Like, Lamarck, 'ID' presumes that organisms wanted to grow flagellae or eyes or whatever organ it is that Christians have trouble imagining to have evolved. And if they couldn't have evolved it themselves because the odds are so stacked against it, then God must've given it to them.
Well, that ignores the whole science of genetics.

Worse than that, if indeed there was 'design', we're going to have to discuss the designer, which is exactly where the ID crowd want the discussion to go, so they can wedge in Christianity into science classes. That's a step back to Aquinas and I'd be very leery of that one.

So, anything less than total rebuke of teaching ID in science classes is a retrograde step in science education.

If Mr. Behe realy can't see Evoultion to be be the fundamental process of life, then really he has no business in the bio-scieences whatsoever. His faith is his business; dressing it up as science is just plain nuts or stupid or stupid nuts.
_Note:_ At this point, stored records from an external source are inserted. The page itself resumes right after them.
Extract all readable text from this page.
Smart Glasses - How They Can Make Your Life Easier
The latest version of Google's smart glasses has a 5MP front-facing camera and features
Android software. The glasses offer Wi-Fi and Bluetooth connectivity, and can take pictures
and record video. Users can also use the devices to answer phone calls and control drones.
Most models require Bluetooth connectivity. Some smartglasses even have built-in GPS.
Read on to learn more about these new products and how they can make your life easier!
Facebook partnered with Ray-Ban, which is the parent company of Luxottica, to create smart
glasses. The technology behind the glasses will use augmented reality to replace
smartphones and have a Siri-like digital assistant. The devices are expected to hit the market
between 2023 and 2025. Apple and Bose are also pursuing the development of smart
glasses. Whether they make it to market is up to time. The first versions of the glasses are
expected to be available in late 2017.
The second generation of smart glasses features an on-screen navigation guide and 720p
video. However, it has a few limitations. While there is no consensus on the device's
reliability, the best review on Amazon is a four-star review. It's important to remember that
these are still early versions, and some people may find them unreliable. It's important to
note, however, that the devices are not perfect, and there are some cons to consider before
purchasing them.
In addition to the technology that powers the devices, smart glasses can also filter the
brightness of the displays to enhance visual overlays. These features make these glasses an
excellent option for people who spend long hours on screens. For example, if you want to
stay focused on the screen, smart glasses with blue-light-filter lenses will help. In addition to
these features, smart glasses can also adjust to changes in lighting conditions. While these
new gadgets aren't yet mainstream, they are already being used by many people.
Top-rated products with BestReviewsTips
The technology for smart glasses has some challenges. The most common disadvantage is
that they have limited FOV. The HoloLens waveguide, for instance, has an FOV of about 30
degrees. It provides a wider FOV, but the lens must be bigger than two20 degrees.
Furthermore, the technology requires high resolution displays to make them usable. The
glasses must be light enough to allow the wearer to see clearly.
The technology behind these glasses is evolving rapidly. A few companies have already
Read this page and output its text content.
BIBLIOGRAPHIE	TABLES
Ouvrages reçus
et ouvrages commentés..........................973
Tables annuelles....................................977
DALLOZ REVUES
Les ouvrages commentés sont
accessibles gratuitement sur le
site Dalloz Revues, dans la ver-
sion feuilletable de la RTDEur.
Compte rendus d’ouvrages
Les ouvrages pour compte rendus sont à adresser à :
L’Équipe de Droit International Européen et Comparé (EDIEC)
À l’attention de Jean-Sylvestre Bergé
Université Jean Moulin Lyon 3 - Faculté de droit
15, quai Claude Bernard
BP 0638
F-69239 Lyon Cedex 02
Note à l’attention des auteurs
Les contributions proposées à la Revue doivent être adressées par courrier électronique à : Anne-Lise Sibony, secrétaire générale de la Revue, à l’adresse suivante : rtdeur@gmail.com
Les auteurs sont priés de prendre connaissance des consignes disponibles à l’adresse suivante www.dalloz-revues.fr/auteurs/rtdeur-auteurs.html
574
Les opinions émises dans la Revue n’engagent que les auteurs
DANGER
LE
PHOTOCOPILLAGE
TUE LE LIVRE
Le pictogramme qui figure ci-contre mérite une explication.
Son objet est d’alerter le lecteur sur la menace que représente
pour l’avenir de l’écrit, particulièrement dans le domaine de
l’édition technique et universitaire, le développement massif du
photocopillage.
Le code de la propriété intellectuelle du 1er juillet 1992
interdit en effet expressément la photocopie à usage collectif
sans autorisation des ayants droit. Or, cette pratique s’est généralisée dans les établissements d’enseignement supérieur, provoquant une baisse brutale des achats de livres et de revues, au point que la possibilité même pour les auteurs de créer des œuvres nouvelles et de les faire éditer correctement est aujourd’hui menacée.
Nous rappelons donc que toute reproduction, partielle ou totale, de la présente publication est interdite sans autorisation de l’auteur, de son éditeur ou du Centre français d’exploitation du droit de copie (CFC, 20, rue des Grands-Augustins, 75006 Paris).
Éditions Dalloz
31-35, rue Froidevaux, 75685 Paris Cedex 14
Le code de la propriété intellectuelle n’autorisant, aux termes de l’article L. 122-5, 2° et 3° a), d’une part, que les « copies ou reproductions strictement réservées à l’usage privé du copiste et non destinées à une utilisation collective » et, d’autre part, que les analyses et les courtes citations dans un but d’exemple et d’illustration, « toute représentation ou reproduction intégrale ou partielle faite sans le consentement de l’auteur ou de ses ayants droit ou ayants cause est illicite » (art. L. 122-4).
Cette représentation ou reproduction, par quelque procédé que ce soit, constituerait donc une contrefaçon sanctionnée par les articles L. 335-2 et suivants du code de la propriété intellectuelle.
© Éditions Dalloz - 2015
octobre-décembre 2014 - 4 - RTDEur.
If he persists in talking this talk, they really should strip him of his bioscience doctorate.

Art Neuro said...

On another note, how stupid is this man Behe in asserting that natural selection is the partof Evolutionary theory to which ID objects. how the hell does this man explain anti-biotic resistance in Bacteria? God made them anti-biotic resistant? What kind of Intelligent Designer bothers doing that?
Maybe doctors in Hospitals should be praying to the same Intelligent Designer to stop 'redesigning on the run'.